How we used vectorization for 1000x Python speedups (no C or Spark needed!)
- Track:
- PyData: Machine Learning, Stats
- Type:
- Talk (long session)
- Level:
- intermediate
- Room:
- Forum Hall
- Start:
- 16:05 on 11 July 2024
- Duration:
- 45 minutes
Abstract
Want to make all your code faster? With matrices, library knowledge, and a sprinkle of creativity, you can consistently speed up multivariate Python functions by 1000x!
Modal optimization requires simple axioms - arithmetic, checking a case, calling the right sklearn function, and so on.

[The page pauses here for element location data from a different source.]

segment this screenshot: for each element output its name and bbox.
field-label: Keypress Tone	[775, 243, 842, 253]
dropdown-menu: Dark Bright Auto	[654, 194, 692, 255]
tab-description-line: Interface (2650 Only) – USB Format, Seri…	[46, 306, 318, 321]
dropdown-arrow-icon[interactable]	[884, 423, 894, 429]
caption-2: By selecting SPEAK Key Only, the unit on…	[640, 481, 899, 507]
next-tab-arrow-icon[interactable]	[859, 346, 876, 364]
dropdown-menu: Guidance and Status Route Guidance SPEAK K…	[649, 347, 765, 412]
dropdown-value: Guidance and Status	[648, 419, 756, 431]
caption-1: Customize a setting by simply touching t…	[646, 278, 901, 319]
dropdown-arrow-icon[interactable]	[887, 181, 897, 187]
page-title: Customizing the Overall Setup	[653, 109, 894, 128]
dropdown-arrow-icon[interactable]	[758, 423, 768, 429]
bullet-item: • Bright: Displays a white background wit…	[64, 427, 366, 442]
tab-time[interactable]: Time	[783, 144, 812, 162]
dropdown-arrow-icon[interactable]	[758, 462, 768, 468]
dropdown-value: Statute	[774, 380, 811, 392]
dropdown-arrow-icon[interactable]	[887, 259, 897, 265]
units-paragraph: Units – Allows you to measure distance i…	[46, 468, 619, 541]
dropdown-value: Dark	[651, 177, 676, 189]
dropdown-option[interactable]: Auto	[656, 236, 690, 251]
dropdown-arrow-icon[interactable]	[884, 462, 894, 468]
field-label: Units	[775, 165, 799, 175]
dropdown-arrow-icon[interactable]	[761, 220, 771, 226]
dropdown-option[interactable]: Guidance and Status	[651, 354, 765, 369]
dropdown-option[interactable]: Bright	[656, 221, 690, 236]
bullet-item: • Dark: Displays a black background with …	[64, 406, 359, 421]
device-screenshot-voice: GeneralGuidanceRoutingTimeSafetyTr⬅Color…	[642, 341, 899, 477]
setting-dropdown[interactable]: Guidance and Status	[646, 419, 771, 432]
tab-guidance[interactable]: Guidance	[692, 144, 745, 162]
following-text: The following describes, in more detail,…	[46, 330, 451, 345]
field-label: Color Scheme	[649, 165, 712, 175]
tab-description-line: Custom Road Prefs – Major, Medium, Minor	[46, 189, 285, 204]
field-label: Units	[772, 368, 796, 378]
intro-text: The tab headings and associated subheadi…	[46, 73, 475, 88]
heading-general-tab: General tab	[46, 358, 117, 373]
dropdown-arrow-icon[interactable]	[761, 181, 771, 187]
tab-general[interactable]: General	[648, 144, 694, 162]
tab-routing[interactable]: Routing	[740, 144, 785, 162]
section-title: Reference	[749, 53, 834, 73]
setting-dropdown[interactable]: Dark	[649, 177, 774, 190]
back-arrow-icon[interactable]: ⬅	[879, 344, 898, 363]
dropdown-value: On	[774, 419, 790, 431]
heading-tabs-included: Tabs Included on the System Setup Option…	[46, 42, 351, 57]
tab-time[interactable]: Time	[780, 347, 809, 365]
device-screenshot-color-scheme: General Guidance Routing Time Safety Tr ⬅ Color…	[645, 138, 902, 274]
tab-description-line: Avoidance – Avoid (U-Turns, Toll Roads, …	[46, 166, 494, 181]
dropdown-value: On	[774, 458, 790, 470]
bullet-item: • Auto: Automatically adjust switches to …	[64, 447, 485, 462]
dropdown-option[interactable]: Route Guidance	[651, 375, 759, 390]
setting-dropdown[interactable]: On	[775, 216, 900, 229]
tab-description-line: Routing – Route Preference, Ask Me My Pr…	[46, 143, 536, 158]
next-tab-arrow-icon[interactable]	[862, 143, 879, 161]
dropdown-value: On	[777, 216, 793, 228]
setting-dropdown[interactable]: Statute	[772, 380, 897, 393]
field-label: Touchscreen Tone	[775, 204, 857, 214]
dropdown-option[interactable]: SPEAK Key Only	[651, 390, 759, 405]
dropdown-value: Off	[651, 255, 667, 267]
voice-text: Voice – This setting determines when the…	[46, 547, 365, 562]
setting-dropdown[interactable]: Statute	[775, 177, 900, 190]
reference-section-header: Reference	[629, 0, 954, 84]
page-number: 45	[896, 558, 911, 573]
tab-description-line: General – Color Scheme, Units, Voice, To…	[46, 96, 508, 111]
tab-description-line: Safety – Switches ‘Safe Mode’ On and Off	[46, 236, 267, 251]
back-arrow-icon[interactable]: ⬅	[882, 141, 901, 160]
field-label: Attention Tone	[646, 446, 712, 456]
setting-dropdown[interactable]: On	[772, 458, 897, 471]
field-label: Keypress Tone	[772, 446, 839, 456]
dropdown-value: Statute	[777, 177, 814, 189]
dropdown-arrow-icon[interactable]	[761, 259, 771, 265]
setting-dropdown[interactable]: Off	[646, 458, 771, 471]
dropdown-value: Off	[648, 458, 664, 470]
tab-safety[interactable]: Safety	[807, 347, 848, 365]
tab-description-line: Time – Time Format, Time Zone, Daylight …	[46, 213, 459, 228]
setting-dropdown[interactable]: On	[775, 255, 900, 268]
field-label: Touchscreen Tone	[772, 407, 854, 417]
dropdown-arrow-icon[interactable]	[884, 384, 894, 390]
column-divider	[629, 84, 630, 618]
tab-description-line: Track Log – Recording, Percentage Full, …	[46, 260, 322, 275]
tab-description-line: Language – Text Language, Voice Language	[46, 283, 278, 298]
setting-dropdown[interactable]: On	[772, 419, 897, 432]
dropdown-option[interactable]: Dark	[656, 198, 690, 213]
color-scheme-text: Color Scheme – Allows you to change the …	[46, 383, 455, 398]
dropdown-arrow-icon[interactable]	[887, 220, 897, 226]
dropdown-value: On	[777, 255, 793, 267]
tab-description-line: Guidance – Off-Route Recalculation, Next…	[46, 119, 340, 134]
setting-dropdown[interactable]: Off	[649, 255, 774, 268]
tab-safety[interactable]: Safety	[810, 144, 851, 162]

When that’s not sufficient, three core tricks - converting conditional logic to set theory, stacking vectors into a matrix, and shaping data to match library expectations - cover the vast majority of real world cases (90% of the ~400 functions we vectorized).

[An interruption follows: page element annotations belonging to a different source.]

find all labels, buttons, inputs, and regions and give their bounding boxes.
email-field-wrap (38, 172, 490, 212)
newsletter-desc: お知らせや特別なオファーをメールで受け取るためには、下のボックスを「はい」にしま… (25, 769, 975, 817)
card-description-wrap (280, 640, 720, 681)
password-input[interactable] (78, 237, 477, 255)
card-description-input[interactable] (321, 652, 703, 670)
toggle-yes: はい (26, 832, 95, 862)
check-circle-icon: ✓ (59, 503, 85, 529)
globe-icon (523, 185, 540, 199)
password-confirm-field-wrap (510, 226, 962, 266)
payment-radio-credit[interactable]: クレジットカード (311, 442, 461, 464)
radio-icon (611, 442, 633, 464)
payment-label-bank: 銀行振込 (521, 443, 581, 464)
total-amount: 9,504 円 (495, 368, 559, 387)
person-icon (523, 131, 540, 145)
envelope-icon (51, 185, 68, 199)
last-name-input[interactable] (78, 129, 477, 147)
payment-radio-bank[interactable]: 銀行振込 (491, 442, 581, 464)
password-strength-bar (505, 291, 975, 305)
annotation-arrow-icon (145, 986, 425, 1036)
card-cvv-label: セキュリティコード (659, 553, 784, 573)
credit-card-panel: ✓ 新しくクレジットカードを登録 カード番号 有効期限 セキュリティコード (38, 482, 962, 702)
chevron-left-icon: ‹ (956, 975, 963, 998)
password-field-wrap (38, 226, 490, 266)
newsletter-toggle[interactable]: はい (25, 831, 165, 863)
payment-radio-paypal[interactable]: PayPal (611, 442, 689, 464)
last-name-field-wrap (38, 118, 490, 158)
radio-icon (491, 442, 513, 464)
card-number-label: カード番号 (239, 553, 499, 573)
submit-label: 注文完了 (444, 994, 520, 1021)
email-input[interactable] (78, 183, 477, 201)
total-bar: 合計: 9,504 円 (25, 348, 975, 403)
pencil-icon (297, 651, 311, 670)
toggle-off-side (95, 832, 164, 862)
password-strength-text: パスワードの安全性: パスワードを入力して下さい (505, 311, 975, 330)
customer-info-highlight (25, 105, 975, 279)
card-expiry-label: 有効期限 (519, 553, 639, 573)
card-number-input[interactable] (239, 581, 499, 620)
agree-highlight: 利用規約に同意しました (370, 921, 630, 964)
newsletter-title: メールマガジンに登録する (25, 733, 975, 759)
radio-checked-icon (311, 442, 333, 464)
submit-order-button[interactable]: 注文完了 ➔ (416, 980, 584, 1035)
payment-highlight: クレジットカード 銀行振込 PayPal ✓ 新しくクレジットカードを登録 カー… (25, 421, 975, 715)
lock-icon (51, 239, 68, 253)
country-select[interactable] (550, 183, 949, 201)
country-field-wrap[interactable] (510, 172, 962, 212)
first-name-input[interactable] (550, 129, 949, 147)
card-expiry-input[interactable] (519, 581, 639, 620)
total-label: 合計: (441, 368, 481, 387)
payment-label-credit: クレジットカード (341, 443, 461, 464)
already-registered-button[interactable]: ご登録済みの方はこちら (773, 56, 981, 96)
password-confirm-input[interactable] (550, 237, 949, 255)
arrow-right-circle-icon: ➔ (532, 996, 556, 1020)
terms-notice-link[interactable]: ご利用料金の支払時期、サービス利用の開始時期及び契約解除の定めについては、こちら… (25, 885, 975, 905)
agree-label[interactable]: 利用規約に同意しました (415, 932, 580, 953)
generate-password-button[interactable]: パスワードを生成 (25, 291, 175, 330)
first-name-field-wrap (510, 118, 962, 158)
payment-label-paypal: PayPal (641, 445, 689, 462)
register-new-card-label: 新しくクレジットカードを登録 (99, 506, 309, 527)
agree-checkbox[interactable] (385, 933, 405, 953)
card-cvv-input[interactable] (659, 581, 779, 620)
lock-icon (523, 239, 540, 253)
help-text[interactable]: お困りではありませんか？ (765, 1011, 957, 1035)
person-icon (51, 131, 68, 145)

At Bloomberg, ESG (Environmental, Social, and Governance) Scores require complex computations on large data sets. Time-series computations are fundamental for Governance - one UDF infers board support for a policy from prior cyclical votes and other time offset inputs. By rewriting the pandas backfill as a series of reductions on a 4-tensor, we reduced the runtime from 45 minutes to 10 milliseconds! Analogously, due to real world complexity, finance UDFs can end up with 100+ if/else branches in one function. With a mix of De Morgan’s laws and sparse matrix representations, we simplified the cases and achieved 1000x+ speedups.
We’ll conclude with a quick overview of cutting-edge tools, and hope you’ll leave with a concrete strategy for vectorizing financial models!